From 8865da157bea1b25afc4ff28031858d557363290 Mon Sep 17 00:00:00 2001
From: "sangho.lee" <sanghol@allenai.org>
Date: Wed, 15 Oct 2025 02:13:59 -0500
Subject: [PATCH] [Bugfix][Multi Modal] Fix incorrect Molmo token processing
 (#26873)

Signed-off-by: sanghol <sanghol@allenai.org>
---
 vllm/model_executor/models/molmo.py | 7 +++++--
 1 file changed, 5 insertions(+), 2 deletions(-)
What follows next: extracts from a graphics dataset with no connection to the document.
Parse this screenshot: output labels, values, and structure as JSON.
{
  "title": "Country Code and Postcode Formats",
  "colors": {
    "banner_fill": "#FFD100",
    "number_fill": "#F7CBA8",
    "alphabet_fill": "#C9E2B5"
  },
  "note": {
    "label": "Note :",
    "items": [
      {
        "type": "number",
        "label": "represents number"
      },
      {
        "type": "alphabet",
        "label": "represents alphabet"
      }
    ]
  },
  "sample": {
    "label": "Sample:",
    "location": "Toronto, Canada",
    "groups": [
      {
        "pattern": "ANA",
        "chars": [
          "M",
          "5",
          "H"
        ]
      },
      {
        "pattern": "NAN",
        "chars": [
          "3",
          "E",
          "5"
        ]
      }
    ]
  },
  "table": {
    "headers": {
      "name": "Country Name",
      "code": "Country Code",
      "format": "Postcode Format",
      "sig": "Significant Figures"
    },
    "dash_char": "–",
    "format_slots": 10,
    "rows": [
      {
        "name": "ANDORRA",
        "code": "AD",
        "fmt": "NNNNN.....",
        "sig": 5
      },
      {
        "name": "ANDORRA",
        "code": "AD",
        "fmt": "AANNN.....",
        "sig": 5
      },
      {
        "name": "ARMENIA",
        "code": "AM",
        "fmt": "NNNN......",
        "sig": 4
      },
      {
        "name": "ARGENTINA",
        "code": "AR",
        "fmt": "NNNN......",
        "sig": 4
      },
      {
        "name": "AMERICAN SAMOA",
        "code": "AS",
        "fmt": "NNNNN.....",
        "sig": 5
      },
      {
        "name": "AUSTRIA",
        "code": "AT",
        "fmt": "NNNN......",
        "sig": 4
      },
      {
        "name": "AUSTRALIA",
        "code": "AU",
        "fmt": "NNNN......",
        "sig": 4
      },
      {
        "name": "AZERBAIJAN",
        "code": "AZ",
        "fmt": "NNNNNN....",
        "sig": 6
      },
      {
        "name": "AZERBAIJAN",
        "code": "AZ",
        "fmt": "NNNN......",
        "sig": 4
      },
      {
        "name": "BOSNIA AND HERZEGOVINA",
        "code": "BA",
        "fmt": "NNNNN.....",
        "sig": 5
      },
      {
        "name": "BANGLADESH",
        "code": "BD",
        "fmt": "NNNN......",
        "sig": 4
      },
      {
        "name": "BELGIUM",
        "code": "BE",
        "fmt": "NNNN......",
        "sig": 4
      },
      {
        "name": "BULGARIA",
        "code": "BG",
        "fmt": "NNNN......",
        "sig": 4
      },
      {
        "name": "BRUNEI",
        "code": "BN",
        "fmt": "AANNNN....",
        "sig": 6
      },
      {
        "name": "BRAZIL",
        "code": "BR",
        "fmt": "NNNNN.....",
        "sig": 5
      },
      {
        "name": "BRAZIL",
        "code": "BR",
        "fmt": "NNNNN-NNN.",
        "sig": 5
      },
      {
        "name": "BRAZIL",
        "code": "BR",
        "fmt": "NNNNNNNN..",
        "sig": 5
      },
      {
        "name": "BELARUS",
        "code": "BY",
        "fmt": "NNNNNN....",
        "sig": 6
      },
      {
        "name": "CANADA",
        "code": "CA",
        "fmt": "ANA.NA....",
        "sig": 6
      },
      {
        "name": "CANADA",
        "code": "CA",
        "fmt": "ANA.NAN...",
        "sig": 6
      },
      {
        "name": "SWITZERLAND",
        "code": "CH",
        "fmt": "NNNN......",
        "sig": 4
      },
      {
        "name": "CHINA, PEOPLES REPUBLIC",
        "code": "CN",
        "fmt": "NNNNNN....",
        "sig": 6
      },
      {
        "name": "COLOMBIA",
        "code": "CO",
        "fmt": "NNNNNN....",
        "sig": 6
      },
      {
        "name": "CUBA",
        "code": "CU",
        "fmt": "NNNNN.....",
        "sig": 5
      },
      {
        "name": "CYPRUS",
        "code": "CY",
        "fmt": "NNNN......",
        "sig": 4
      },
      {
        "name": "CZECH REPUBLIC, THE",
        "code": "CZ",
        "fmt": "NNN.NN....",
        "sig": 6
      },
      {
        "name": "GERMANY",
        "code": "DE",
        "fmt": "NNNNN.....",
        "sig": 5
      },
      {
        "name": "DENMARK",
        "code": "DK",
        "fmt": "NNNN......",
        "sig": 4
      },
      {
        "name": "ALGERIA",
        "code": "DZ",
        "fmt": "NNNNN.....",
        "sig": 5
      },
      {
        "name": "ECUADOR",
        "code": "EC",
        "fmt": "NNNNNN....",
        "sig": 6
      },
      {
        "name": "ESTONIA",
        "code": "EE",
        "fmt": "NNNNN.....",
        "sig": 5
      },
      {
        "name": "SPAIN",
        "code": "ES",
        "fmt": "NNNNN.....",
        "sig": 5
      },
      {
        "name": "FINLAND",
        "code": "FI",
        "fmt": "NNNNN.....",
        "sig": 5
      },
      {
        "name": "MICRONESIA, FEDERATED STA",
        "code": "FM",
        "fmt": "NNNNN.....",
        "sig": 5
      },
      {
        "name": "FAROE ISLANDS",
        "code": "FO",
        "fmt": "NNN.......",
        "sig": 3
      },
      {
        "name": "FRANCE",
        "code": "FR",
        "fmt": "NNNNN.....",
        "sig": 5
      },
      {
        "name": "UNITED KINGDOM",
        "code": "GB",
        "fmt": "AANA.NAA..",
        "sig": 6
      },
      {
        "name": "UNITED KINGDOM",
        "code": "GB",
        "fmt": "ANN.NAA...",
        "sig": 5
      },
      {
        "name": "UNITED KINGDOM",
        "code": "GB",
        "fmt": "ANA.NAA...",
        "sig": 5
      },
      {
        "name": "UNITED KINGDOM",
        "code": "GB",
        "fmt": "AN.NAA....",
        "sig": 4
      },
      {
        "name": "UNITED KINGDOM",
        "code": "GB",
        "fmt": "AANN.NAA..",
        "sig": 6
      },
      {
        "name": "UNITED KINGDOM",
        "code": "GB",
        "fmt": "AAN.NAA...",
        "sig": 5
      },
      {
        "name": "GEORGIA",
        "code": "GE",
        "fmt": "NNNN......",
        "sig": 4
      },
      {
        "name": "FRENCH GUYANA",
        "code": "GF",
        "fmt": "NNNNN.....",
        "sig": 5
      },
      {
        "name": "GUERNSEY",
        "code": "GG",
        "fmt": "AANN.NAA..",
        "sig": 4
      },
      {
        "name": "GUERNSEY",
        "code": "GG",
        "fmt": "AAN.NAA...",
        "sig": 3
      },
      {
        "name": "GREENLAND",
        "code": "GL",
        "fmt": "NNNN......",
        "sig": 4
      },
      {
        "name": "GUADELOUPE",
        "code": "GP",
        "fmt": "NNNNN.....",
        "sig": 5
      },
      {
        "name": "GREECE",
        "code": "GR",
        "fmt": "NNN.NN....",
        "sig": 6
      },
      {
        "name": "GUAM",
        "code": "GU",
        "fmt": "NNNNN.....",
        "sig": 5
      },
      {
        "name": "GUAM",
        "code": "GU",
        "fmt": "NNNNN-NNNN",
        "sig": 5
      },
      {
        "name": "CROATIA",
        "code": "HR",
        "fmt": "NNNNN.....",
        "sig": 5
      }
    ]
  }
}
diff --git a/vllm/model_executor/models/molmo.py b/vllm/model_executor/models/molmo.py
index 106aaf413e99b..dce94d181c4cd 100644
--- a/vllm/model_executor/models/molmo.py
+++ b/vllm/model_executor/models/molmo.py
@@ -1264,13 +1264,16 @@ class MolmoMultiModalProcessor(BaseMultiModalProcessor[MolmoProcessingInfo]):
     ) -> list[int]:
         processor = self.info.get_hf_processor()
 
-        # Apply the chat template to the tokens
+        # The chat template is already applied to the prompt tokens
+        # Use message_format="none" to avoid applying it again
+        # Prepend an empty space if `always_start_with_space` is True
         tokens = processor.processor.get_tokens_input(  # type: ignore
             self.info.get_tokenizer().decode(prompt_tokens),
-            message_format=processor.message_format,
+            message_format="none",
             always_start_with_space=processor.always_start_with_space,
         )
 
+        # Prepend a BOS token id to the tokens
         processed_data = self.info.ctx.call_hf_processor(
             processor,  # type: ignore
             dict(tokens=tokens),